The PUBG Mobile Rivals Cup (PMRC) Season 1 saw Korea and Japan battle for a single Esports World Cup 2025 seed in a high-stakes weekend showdown.

You ever get so hyped for a tournament you barely sleep the night before? That was me, June 13th, 2025—counting down the hours until the PUBG Mobile Rivals Cup (PMRC) Season 1 kicked off. I've been grinding PUBG Mobile since Season 2, but the energy around this specific showdown felt different. It wasn't just another qualifier; it was a bare-knuckle brawl between two of the fiercest regions in the game: Korea and Japan. No prize pool, no second chances, just a single golden ticket to the Esports World Cup 2025 in Saudi Arabia on the line. Talk about “go big or go home.”

reliving-the-insane-korea-vs-japan-rivals-cup-2025-image-0

I remember cracking open a cold one and settling in for a weekend that promised 12 high-octane matches—six per day. That’s a lightning-fast format compared to the usual 18-match grind. Every single round mattered because there was zero room for error. You dropped the ball, and you were toast. The PUBG Mobile esports circuit had really streamlined the path to the World Cup, and PMRC was the do-or-die snapshot of that philosophy.

The lobby was a perfect split: eight teams flying the Korean banner and eight representing Japanese pride. Seeing those 16 rosters pop up on my screen sent a chill down my spine. You had heavy hitters like Dplus and Nongshim Redforce ready to lay down the law, while squads like REJECT and CAG OSAKA were itching to pull off some classic underdog magic. The format followed official super rules using the PUBG Mobile point system, so consistency in placement and kills was the name of the game.

The full roster of warriors:

Korea Japan
Dplus REJECT
FN Esports CAG OSAKA
Nongshim Redforce Qx
Jeonnam Esports Vengeance
e-sports FROM Ratomu
GAME PT index Era
GNL Esports PHALANX
Jecheon PhalanXN DOPENESS

Day one was an absolute rollercoaster. The first match on Erangel set the tone—teams were not messing around. FN Esports pulled off a cheeky rotation that netted them a double-digit kill chicken dinner, and suddenly the chat went wild. Not to be outdone, Ratomu answered back on Miramar with a near-flawless ridge hold, proving Japanese squads weren't just here to make up numbers. I was on the edge of my seat, scribbling notes like a madman. The beauty of PMRC was its brevity; every single gunfight felt like a championship point. You could literally feel the tension through the screen as teams gambled on zone shifts and vehicle rotations.

By the time we hit day two, the leaderboard was a chaotic mess of Korean firepower and Japanese resilience. GAME PT had a shot at glory, and Vengeance was lurking just outside the top spot. That’s when the “don’t choke” narrative kicked in for so many squads. The standout moment for me was a last-circle banger on Sanhok where Dplus, stuck in a valley with no cover, pulled a miracle grenade lineup to wipe a full squad and snag second place behind Qx. That single play flipped the standings on their head and reminded everyone why we love this game—it’s never over until the final bullet flies.

As the dust settled and the points were tallied, one champion rose to the top and punched their ticket to the Esports World Cup 2025. No thrills, no cash, just pure, unadulterated respect and a direct slot to the PUBG Mobile World Cup. The winning squad’s cheers must have echoed halfway to Riyadh. For the rest, it was a tough pill to swallow, but that’s the nature of a rivals cup. You either walk away with everything or nothing.

The entire event streamed online, free for rabid fans like me who tuned in on the PUBG Mobile Esports KR YouTube channel. Honestly, it was a masterclass in how to run a compact, high-stakes tournament.
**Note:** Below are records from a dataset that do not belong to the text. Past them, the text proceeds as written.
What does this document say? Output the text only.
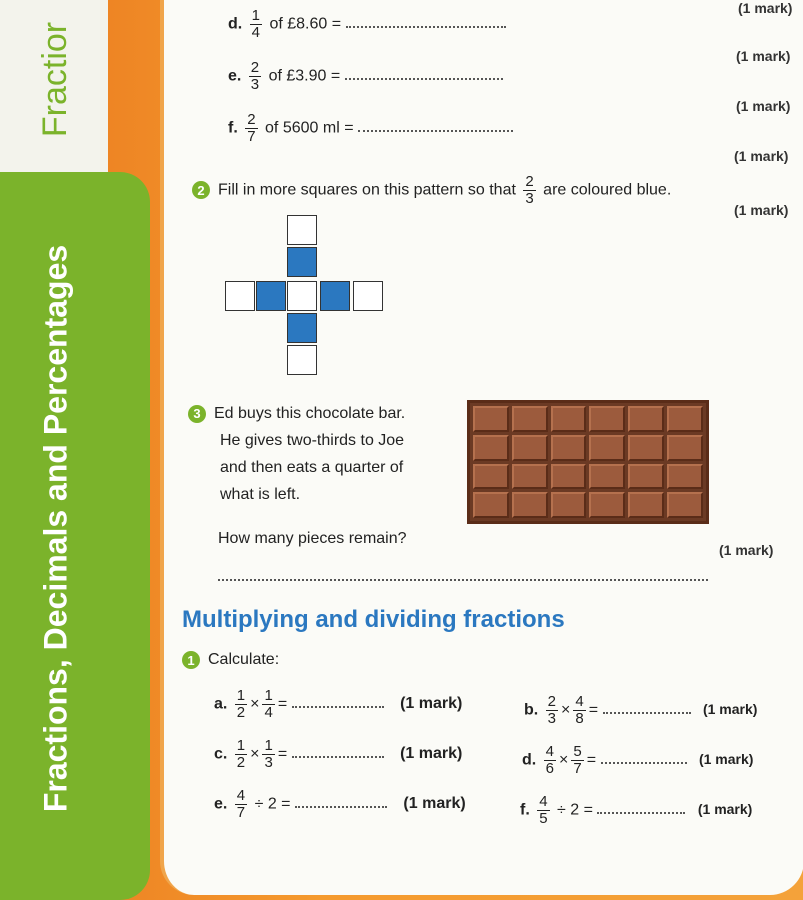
Fractior
Fractions, Decimals and Percentages
(1 mark)
d. $\frac{1}{4}$ of £8.60 =
(1 mark)
e. $\frac{2}{3}$ of £3.90 =
(1 mark)
f. $\frac{2}{7}$ of 5600 ml =
(1 mark)
2 Fill in more squares on this pattern so that $\frac{2}{3}$ are coloured blue.
(1 mark)
3 Ed buys this chocolate bar.
He gives two-thirds to Joe
and then eats a quarter of
what is left.
How many pieces remain?
(1 mark)
Multiplying and dividing fractions
1 Calculate:
a. $\frac{1}{2} \times \frac{1}{4}$ =	(1 mark)	b. $\frac{2}{3} \times \frac{4}{8}$ =	(1 mark)
c. $\frac{1}{2} \times \frac{1}{3}$ =	(1 mark)	d. $\frac{4}{6} \times \frac{5}{7}$ =	(1 mark)
e. $\frac{4}{7} \div 2$ =	(1 mark)	f. $\frac{4}{5} \div 2$ =	(1 mark)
It got me thinking: if a two-day event can deliver this much drama, what’s in store for the second edition later in 2025? And now, here in 2026, looking back, I can’t help but smile. That Rivals Cup set the stage for a new era of regional grudges in esports. So if you ever need a reminder of why we sink thousands of hours into this mobile battle royale, just pull up the VOD of PMRC 2025 Season 1. It’s a real banger—no cap.